3. Beoordeling van het middel van cassatie 3.1. In cassatie kan van het volgende worden uitgegaan: Belanghebbende was begin 1987 houdster van alle aandelen in A B.V. A B.V. had toen een belang van 50% in de Spaanse vennootschap B S.A. Op 30 november 1987 verkocht belanghebbende haar aandelen A B.V. aan een Amerikaanse vennootschap (hierna: de koper). Bij deze verkoop nam belanghebbende de verplichting op zich ervoor te zorgen dat de koper uiteindelijk het gehele belang in het vermogen van B S.A. zou verkrijgen. In het onderhavige jaar (1989) heeft belanghebbende terzake van de uitvoering van deze verplichting reis- en advocaatkosten gemaakt.

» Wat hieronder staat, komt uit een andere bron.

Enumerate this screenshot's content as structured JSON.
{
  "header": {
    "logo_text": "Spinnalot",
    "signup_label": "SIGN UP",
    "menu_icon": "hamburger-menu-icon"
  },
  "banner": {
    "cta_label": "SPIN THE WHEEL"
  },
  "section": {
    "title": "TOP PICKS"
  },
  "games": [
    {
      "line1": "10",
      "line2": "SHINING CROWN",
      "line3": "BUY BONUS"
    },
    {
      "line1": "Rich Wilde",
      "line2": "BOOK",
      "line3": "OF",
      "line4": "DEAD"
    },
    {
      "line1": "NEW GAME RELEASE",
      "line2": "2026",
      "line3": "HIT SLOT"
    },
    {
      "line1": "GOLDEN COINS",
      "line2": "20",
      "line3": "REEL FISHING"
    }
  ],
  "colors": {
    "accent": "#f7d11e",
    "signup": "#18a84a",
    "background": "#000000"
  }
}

3.2. Het Hof heeft geoordeeld: Onder de omstandigheden van het geval acht het Hof aannemelijk dat belanghebbende trachtte een zo hoog mogelijke opbrengst uit de verkoop van haar deelneming in A B.V. te verkrijgen. Dat belanghebbende om dit te verwezenlijken reis- en advocaatkosten heeft moeten maken staat hiermee in rechtstreeks verband. Het Hof rekent derhalve de reis- en advocaatkosten in hun geheel tot de kosten ter zake van de verkoop van de deelneming.

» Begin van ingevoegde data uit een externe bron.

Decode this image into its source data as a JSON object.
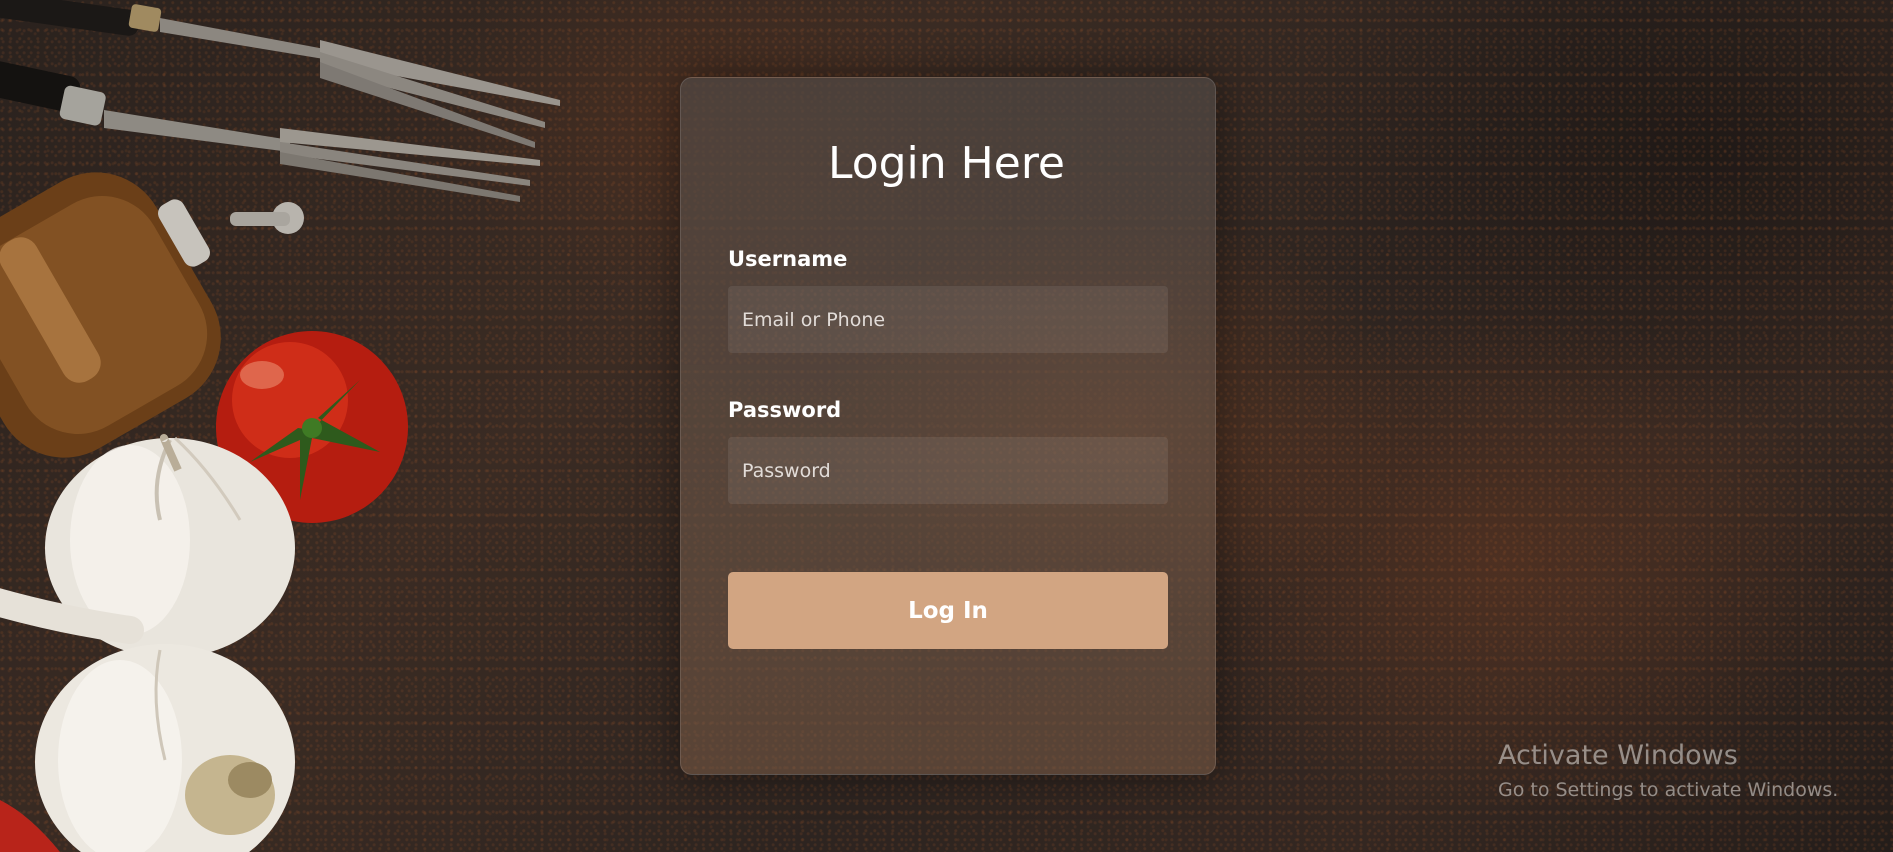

3.3. Het middel dat zich tegen dit oordeel keert met de stelling dat de onderhavige kosten niet in aftrek kunnen komen omdat zij samenhangen met handelingen die zijn gericht op een waardevermeerdering of verbetering van de te verkopen bezitting en als zodanig tot uiting komen in het transactieresultaat, faalt. Bij de vervreemding van een deelneming moet met het oog op de toepassing van de deelnemingsvrijstelling voor de heffing van de vennootschapsbelasting onderscheid worden gemaakt tussen hetgeen op het tijdstip van de vervreemding betrekking heeft op de deelneming zelf, beoordeeld naar de feiten en omstandigheden zoals zij op dat tijdstip zijn, en hetgeen betrekking heeft op ontwikkelingen na dat tijdstip. Voordelen tot aan dat tijdstip vallen onder de deelnemingsvrijstelling; voor- en nadelen, na dat tijdstip ontstaan, betreffen de normale, niet vrijgestelde winst. Zulks brengt mee dat ervan moet worden worden uitgegaan dat in het jaar van de verkoop van de aandelen A B.V. (1987) de geschatte waarde van de verplichting die belanghebbende bij die verkoop op zich genomen had, bij de berekening van het in de deelnemingsvrijstelling vallende positieve winstbestand- deel in aanmerking is genomen. Hetgeen belanghebbende nadien uit hoofde van de bedoelde verplichting meer moest uitleggen dan de in aanmerking genomen geschatte waarde, behoort ten laste van haar belastbare winst te komen. Nu klaarblijkelijk bij de verkoop de bedoelde verplichting niet is gepassiveerd en zulks in verband met de vermogensaftrek voor de heffing van vennootschapsbelasting voor het jaar 1988 kennelijk onherroepelijke fiscale gevolgen heeft gehad, moet er in de onderhavige procedure van worden uitgegaan dat de verplichting toen nihil was. De onderhavige reis- en advocaatkosten dienen alsdan voor het volle bedrag te worden aangemerkt als gewone ondernemingslasten, die derhalve ten laste komen van de belastbare winst. Het Hof heeft een juiste beslissing genomen. Het cassatieberoep moet worden verworpen.
4. Proceskosten De Staatssecretaris zal worden veroordeeld in de kosten van het geding in cassatie.
5. Beslissing De Hoge Raad: verwerpt het beroep; veroordeelt de Staatssecretaris van Financiën in de kosten van het geding in cassatie aan de zijde van belanghebbende, vastgesteld op ƒ 2.840,-- voor beroeps- matig verleende rechtsbijstand.
Dit arrest is op 28 april 1999 vastgesteld door de vice-president R.J.J. Jansen als voorzitter en de raadsheren Van Brunschot, Van Vliet, Hammerstein en Van Amersfoort, in tegenwoordigheid van de waarnemend griffier Van Hooff, en op die datum in het openbaar uitgesproken.
Van de Staatssecretaris van Financiën wordt terzake van dit beroep in cassatie een recht geheven van ƒ 340,--.